Scotland’s national poet, Robert Burns, is one of the most celebrated poets in the world.
Born in 1759, he is best known for his poems and songs that reflect the life, customs, and dialect of the Scottish people.
Here are 20 interesting facts about Robert Burns:
- Robert Burns was born on January 25, 1759, in Alloway, Ayrshire, Scotland.
- He was the eldest of seven children and was raised on a small farm.
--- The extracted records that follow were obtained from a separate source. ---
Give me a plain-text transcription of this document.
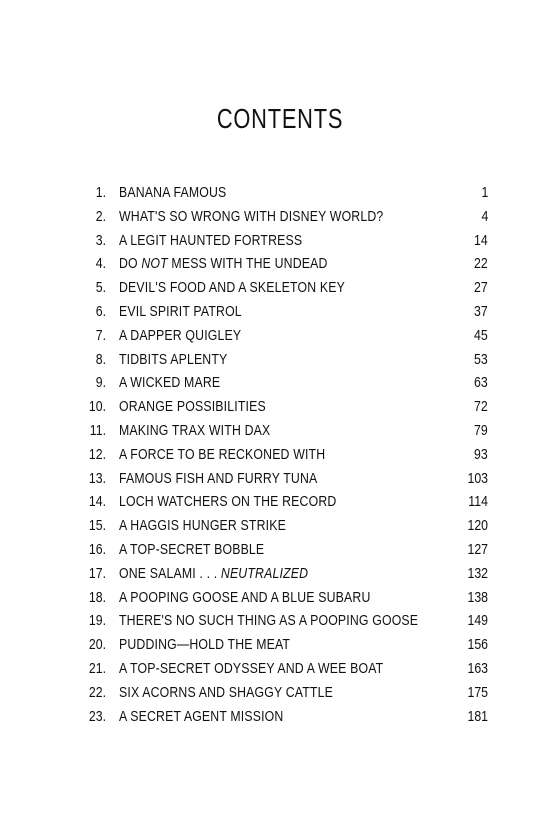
CONTENTS
1. BANANA FAMOUS	1
2. WHAT'S SO WRONG WITH DISNEY WORLD?	4
3. A LEGIT HAUNTED FORTRESS	14
4. DO NOT MESS WITH THE UNDEAD	22
5. DEVIL'S FOOD AND A SKELETON KEY	27
6. EVIL SPIRIT PATROL	37
7. A DAPPER QUIGLEY	45
8. TIDBITS APLENTY	53
9. A WICKED MARE	63
10. ORANGE POSSIBILITIES	72
11. MAKING TRAX WITH DAX	79
12. A FORCE TO BE RECKONED WITH	93
13. FAMOUS FISH AND FURRY TUNA	103
14. LOCH WATCHERS ON THE RECORD	114
15. A HAGGIS HUNGER STRIKE	120
16. A TOP-SECRET BOBBLE	127
17. ONE SALAMI . . . NEUTRALIZED	132
18. A POOPING GOOSE AND A BLUE SUBARU	138
19. THERE'S NO SUCH THING AS A POOPING GOOSE	149
20. PUDDING—HOLD THE MEAT	156
21. A TOP-SECRET ODYSSEY AND A WEE BOAT	163
22. SIX ACORNS AND SHAGGY CATTLE	175
23. A SECRET AGENT MISSION	181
- Burns’ father was a poor farmer and the family struggled to make ends meet.
- Burns was largely self-educated and was a voracious reader from a young age.
- He began writing poetry at the age of 15 and his first published work, Poems, Chiefly in the Scottish Dialect, was released in 1786.
- Burns was a strong advocate for the Scottish dialect and believed that it was an important part of Scotland’s cultural heritage.
- He is best known for his romantic and nostalgic poems, such as “A Red, Red Rose” and “My Love is Like a Red, Red Rose.”
- Burns was a passionate supporter of social and political equality and his works often reflect these views.
- He was a member of the Freemasons, a secret society that was popular in Scotland in the 18th century.
- Burns was a keen collector of folk songs and is credited with preserving many traditional Scottish songs that would have otherwise been lost.
- He was a prolific letter writer and many of his letters have been preserved, giving us an insight into his life and thoughts.
- Burns was an accomplished musician and many of his poems were set to music and are still widely sung today.
- He was an avid collector of Scottish folklore and was particularly interested in the supernatural, such as witches and ghosts.
- Burns was a strong supporter of the French Revolution and believed in the principles of liberty, equality, and fraternity.
- He was also a supporter of the American Revolution and several of his poems express his admiration for the American cause.
- Burns died on July 21, 1796, at the age of 37, and is buried in St. Michael’s Churchyard in Dumfries, Scotland.
- Burns Night, a celebration of the poet’s life and work, is held annually on January 25th and is celebrated throughout the world.
- The Burns Supper, a traditional Scottish meal, is held in honor of the poet and features haggis, neeps, and tatties, along with readings from his works.
- The Burns Monument in Alloway, Ayrshire, was built in honor of the poet and is a popular tourist attraction.
- Burns’ works continue to be widely read and celebrated today, and his influence can be seen in the works of many modern poets and songwriters.
These are just a few of the many interesting facts about Robert Burns, one of Scotland’s most beloved poets.
Whether you’re a fan of his poetry, his songs, or his political views, there’s no denying the enduring impact that Burns has had on Scottish culture and the world at large.
What is Robert Burns most famous poem?
Robert Burns is most famous for his poem “Auld Lang Syne”, which nowadays is traditionally sung on New Year’s Eve and is one of the most recognizable and widely-sung songs in the world.
The poem is a nostalgic reflection on the passage of time and the memories of past times, and the reason why it is sung to celebrate the end of one year and the beginning of the next.
The opening lines of the poem are:
“Should auld acquaintance be forgot, And never brought to mind? Should auld acquaintance be forgot, And auld lang syne?”
Aside from “Auld Lang Syne” Burns wrote several other well known poems, including “To a Mouse” “My Love is Like a Red, Red Rose,” “Tam o’ Shanter” and “A Red, Red Rose”.
Each of these poems reflects Burns’ deep love of Scotland and its people, and his admiration for the natural beauty and simple pleasures of rural life.
Many books have been written about Burns, including his complete poetical works.
Regardless of which poem is considered his most famous, Robert Burns remains one of Scotland’s most celebrated poets, and his works continue to be widely read and celebrated throughout the world to this day.